What Would Show This Is Wrong
A narrative is not an excuse to stop being falsifiable, and the technical chapters carry the sharp tests in full; here is the honest short version, in plain terms. The framework would be in trouble if the brain’s “tuning forks” turned out to ring at any pitch with no preferred rungs, rather than clustering on the ladder’s spacing the way the grid-cell map and the cortical rhythms appear to. It would be in trouble if the hippocampus’s two stages did not carry opposite textures — if the “separate” stage (dentate gyrus) were no more distinct-making than the “bind” stage (CA3), the central wired-in-series claim collapses. And it would be in trouble if sleep’s replay-compression and the conversation’s turn-taking and the rest turned out to scale smoothly with no preferred steps at all. None of these would touch the framework’s hardest physics, but each would say the brain is not reading the substrate’s ladder the way the paper claims — and each is measurable with tools that already exist. That the same lock/anti-lock sign-rule keeps falling out of eye, cortex, hippocampus, and language, in tissues that share no chemistry, is either a deep unity or a coincidence the next round of measurement will dissolve. This chapter has bet, in plain language, on the unity.
Putting the Section in Context
A memory is a coherent shape the brain holds across time. The moment is captured as one bound pattern — a brain modon — already textured by the two jobs every sense organ performs, binding what belongs together and holding apart what must not be confused, the lock and anti-lock poles of the substrate ladder. The cortex reads that moment like a room of tuning forks of many lengths, decomposing the world into resonant modes laid out on orderly maps and corrected, moment by moment, against its own predictions. Short-term memory is the chord kept ringing on a slow rhythm; the hippocampus catches the chord and tags it, running the substrate’s two poles as two stages in series — separating each memory from its lookalikes before binding it into a recoverable whole.
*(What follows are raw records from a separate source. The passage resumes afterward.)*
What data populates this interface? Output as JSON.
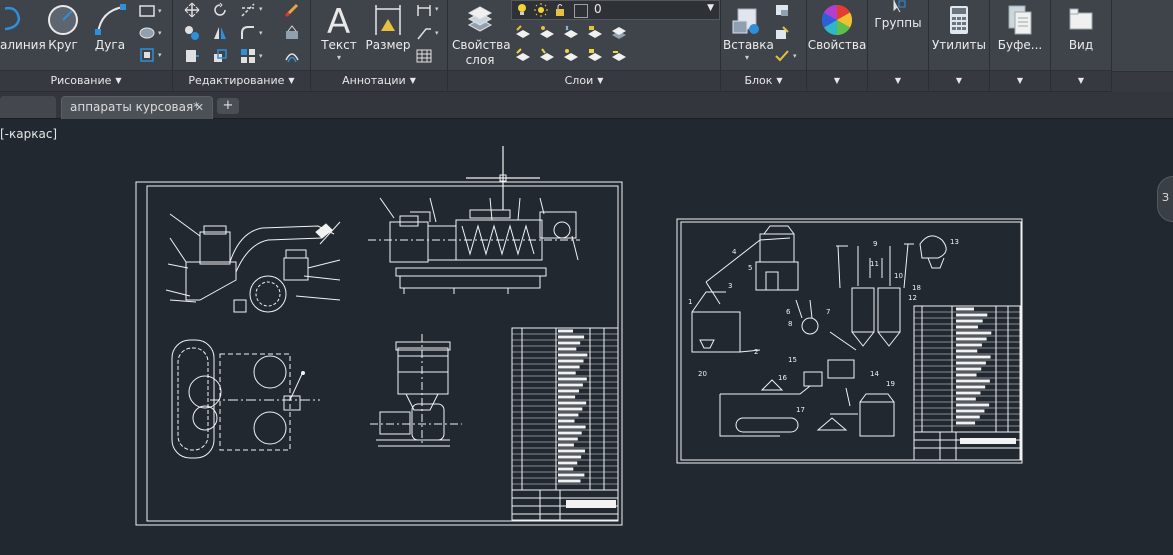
{
  "ribbon": {
    "draw_panel": {
      "polyline_label": "алиния",
      "circle_label": "Круг",
      "arc_label": "Дуга",
      "footer": "Рисование"
    },
    "modify_panel": {
      "footer": "Редактирование"
    },
    "annotation_panel": {
      "text_label": "Текст",
      "dimension_label": "Размер",
      "footer": "Аннотации"
    },
    "layers_panel": {
      "layer_props_label_1": "Свойства",
      "layer_props_label_2": "слоя",
      "current_layer": "0",
      "footer": "Слои"
    },
    "block_panel": {
      "insert_label": "Вставка",
      "footer": "Блок"
    },
    "properties_label": "Свойства",
    "groups_label": "Группы",
    "utilities_label": "Утилиты",
    "clipboard_label": "Буфе...",
    "view_label": "Вид",
    "colors": {
      "layer_color": "#000000",
      "accent_blue": "#2f8fd8",
      "bulb": "#f2d33a"
    }
  },
  "tabs": {
    "active_label": "аппараты курсовая*",
    "close_glyph": "✕",
    "new_tab_glyph": "+"
  },
  "canvas": {
    "viewport_label": "[-каркас]",
    "viewcube_label": "З",
    "sheet2_callouts": [
      "1",
      "2",
      "3",
      "4",
      "5",
      "6",
      "7",
      "8",
      "9",
      "10",
      "11",
      "12",
      "13",
      "14",
      "15",
      "16",
      "17",
      "18",
      "19",
      "20"
    ]
  }
}
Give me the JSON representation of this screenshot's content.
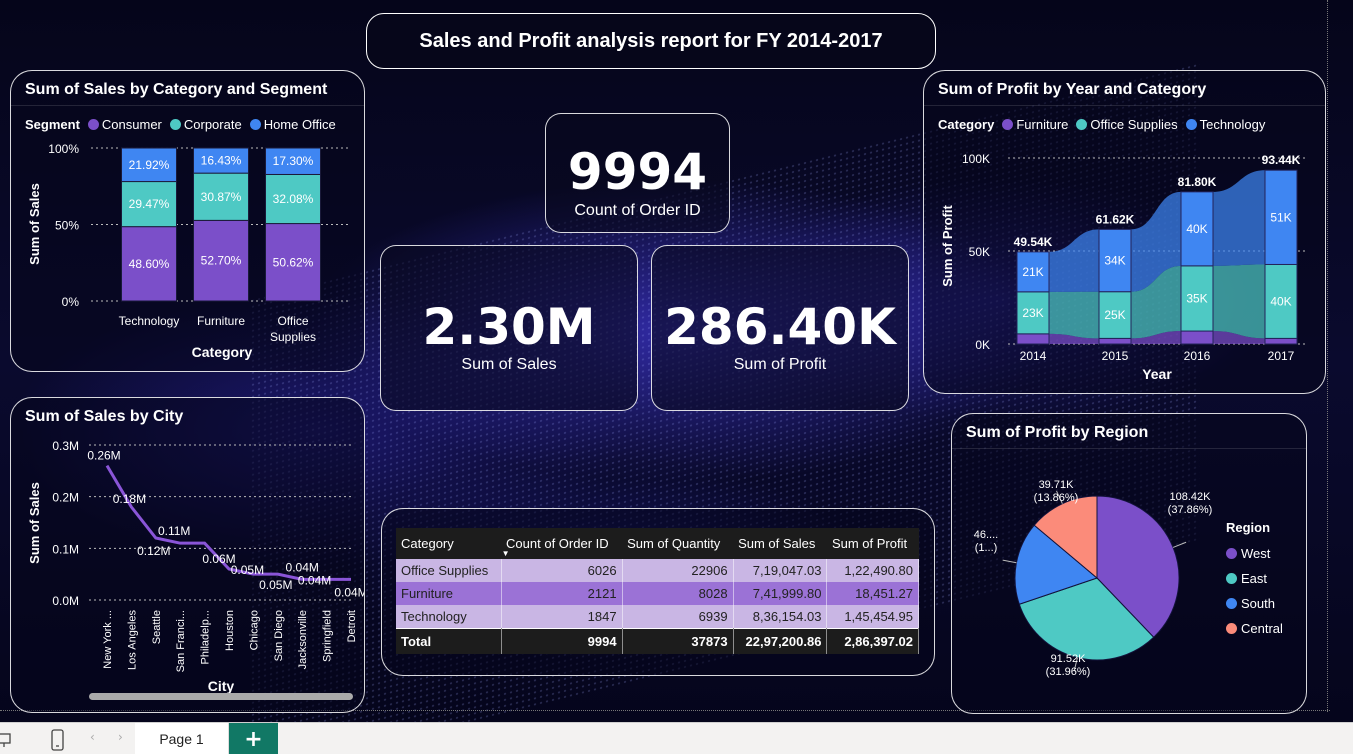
{
  "report_title": "Sales and Profit analysis report for FY 2014-2017",
  "colors": {
    "consumer": "#7b4fc9",
    "corporate": "#4ec9c4",
    "home_office": "#3f86f2",
    "furniture": "#7b4fc9",
    "office_supplies": "#4ec9c4",
    "technology": "#3f86f2",
    "west": "#7b4fc9",
    "east": "#4ec9c4",
    "south": "#3f86f2",
    "central": "#fb8b7a"
  },
  "kpis": {
    "orders": {
      "value": "9994",
      "label": "Count of Order ID"
    },
    "sales": {
      "value": "2.30M",
      "label": "Sum of Sales"
    },
    "profit": {
      "value": "286.40K",
      "label": "Sum of Profit"
    }
  },
  "sales_cat_seg": {
    "title": "Sum of Sales by Category and Segment",
    "legend_title": "Segment",
    "legend": [
      "Consumer",
      "Corporate",
      "Home Office"
    ],
    "y_ticks": [
      "100%",
      "50%",
      "0%"
    ],
    "ylabel": "Sum of Sales",
    "xlabel": "Category",
    "categories": [
      "Technology",
      "Furniture",
      "Office Supplies"
    ],
    "labels": {
      "consumer": [
        "48.60%",
        "52.70%",
        "50.62%"
      ],
      "corporate": [
        "29.47%",
        "30.87%",
        "32.08%"
      ],
      "home_office": [
        "21.92%",
        "16.43%",
        "17.30%"
      ]
    }
  },
  "profit_year_cat": {
    "title": "Sum of Profit by Year and Category",
    "legend_title": "Category",
    "legend": [
      "Furniture",
      "Office Supplies",
      "Technology"
    ],
    "y_ticks": [
      "100K",
      "50K",
      "0K"
    ],
    "ylabel": "Sum of Profit",
    "xlabel": "Year",
    "years": [
      "2014",
      "2015",
      "2016",
      "2017"
    ],
    "totals": [
      "49.54K",
      "61.62K",
      "81.80K",
      "93.44K"
    ],
    "office_labels": [
      "23K",
      "25K",
      "35K",
      "40K"
    ],
    "tech_labels": [
      "21K",
      "34K",
      "40K",
      "51K"
    ]
  },
  "sales_city": {
    "title": "Sum of Sales by City",
    "ylabel": "Sum of Sales",
    "xlabel": "City",
    "y_ticks": [
      "0.3M",
      "0.2M",
      "0.1M",
      "0.0M"
    ],
    "cities": [
      "New York ...",
      "Los Angeles",
      "Seattle",
      "San Franci...",
      "Philadelp...",
      "Houston",
      "Chicago",
      "San Diego",
      "Jacksonville",
      "Springfield",
      "Detroit"
    ],
    "point_labels": [
      "0.26M",
      "0.18M",
      "0.12M",
      "0.11M",
      "",
      "0.06M",
      "0.05M",
      "0.05M",
      "0.04M",
      "0.04M",
      "0.04M"
    ],
    "scroll_label": "0"
  },
  "profit_region": {
    "title": "Sum of Profit by Region",
    "legend_title": "Region",
    "legend": [
      "West",
      "East",
      "South",
      "Central"
    ],
    "labels": {
      "west": [
        "108.42K",
        "(37.86%)"
      ],
      "east": [
        "91.52K",
        "(31.96%)"
      ],
      "south": [
        "46....",
        "(1...)"
      ],
      "central": [
        "39.71K",
        "(13.86%)"
      ]
    }
  },
  "chart_data": [
    {
      "type": "bar",
      "title": "Sum of Sales by Category and Segment",
      "xlabel": "Category",
      "ylabel": "Sum of Sales",
      "categories": [
        "Technology",
        "Furniture",
        "Office Supplies"
      ],
      "series": [
        {
          "name": "Consumer",
          "values": [
            48.6,
            52.7,
            50.62
          ]
        },
        {
          "name": "Corporate",
          "values": [
            29.47,
            30.87,
            32.08
          ]
        },
        {
          "name": "Home Office",
          "values": [
            21.92,
            16.43,
            17.3
          ]
        }
      ],
      "ylim": [
        0,
        100
      ],
      "stacked": "100%",
      "legend": "top",
      "grid": true
    },
    {
      "type": "area",
      "title": "Sum of Profit by Year and Category",
      "xlabel": "Year",
      "ylabel": "Sum of Profit",
      "categories": [
        "2014",
        "2015",
        "2016",
        "2017"
      ],
      "series": [
        {
          "name": "Furniture",
          "values": [
            5.46,
            3.02,
            6.96,
            3.02
          ]
        },
        {
          "name": "Office Supplies",
          "values": [
            22.59,
            25.1,
            35.06,
            39.74
          ]
        },
        {
          "name": "Technology",
          "values": [
            21.49,
            33.5,
            39.78,
            50.68
          ]
        }
      ],
      "totals": [
        49.54,
        61.62,
        81.8,
        93.44
      ],
      "ylim": [
        0,
        100
      ],
      "units": "K",
      "legend": "top",
      "grid": true
    },
    {
      "type": "line",
      "title": "Sum of Sales by City",
      "xlabel": "City",
      "ylabel": "Sum of Sales",
      "categories": [
        "New York ...",
        "Los Angeles",
        "Seattle",
        "San Franci...",
        "Philadelp...",
        "Houston",
        "Chicago",
        "San Diego",
        "Jacksonville",
        "Springfield",
        "Detroit"
      ],
      "values": [
        0.26,
        0.18,
        0.12,
        0.11,
        0.11,
        0.06,
        0.05,
        0.05,
        0.04,
        0.04,
        0.04
      ],
      "ylim": [
        0,
        0.3
      ],
      "units": "M",
      "grid": true
    },
    {
      "type": "pie",
      "title": "Sum of Profit by Region",
      "categories": [
        "West",
        "East",
        "South",
        "Central"
      ],
      "values": [
        108.42,
        91.52,
        46.75,
        39.71
      ],
      "percent": [
        37.86,
        31.96,
        16.32,
        13.86
      ],
      "units": "K",
      "legend": "right"
    },
    {
      "type": "table",
      "columns": [
        "Category",
        "Count of Order ID",
        "Sum of Quantity",
        "Sum of Sales",
        "Sum of Profit"
      ],
      "rows": [
        [
          "Office Supplies",
          "6026",
          "22906",
          "7,19,047.03",
          "1,22,490.80"
        ],
        [
          "Furniture",
          "2121",
          "8028",
          "7,41,999.80",
          "18,451.27"
        ],
        [
          "Technology",
          "1847",
          "6939",
          "8,36,154.03",
          "1,45,454.95"
        ]
      ],
      "total": [
        "Total",
        "9994",
        "37873",
        "22,97,200.86",
        "2,86,397.02"
      ]
    }
  ],
  "status": {
    "page_tab": "Page 1",
    "add_tab": "+"
  }
}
Sleep replays the day’s captured sequences fast and outward, teaching the slow cortex overnight until the memory is woven into the durable landscape of what you know. And recall is not read-out but re-resonance: a fragment dropped into an attractor that completes itself, ringing the whole shape back into being — which is why a hummed bar returns a song, why a word lands deeper than it says, and why a smell can summon a whole forgotten afternoon.
The prediction-engine chapter gave the cortex’s computation, the resonator-ODE chapter gave its equations, the hippocampal-modon chapter gave the memory machinery in technical detail, and the language chapter lifted the whole thing between two minds. This chapter has retold their shared story in the one register the others did not use — the plain one — for the reader who wants to understand memory before they study it. What it adds to the framework is not a new claim but a new door: the recognition that the substrate’s reading of memory can be told as a single human story, from a moment at a café to the smell that brings it back, and that the story holds together without a single equation — which is, in the end, the strongest sign that the picture underneath it is the right shape.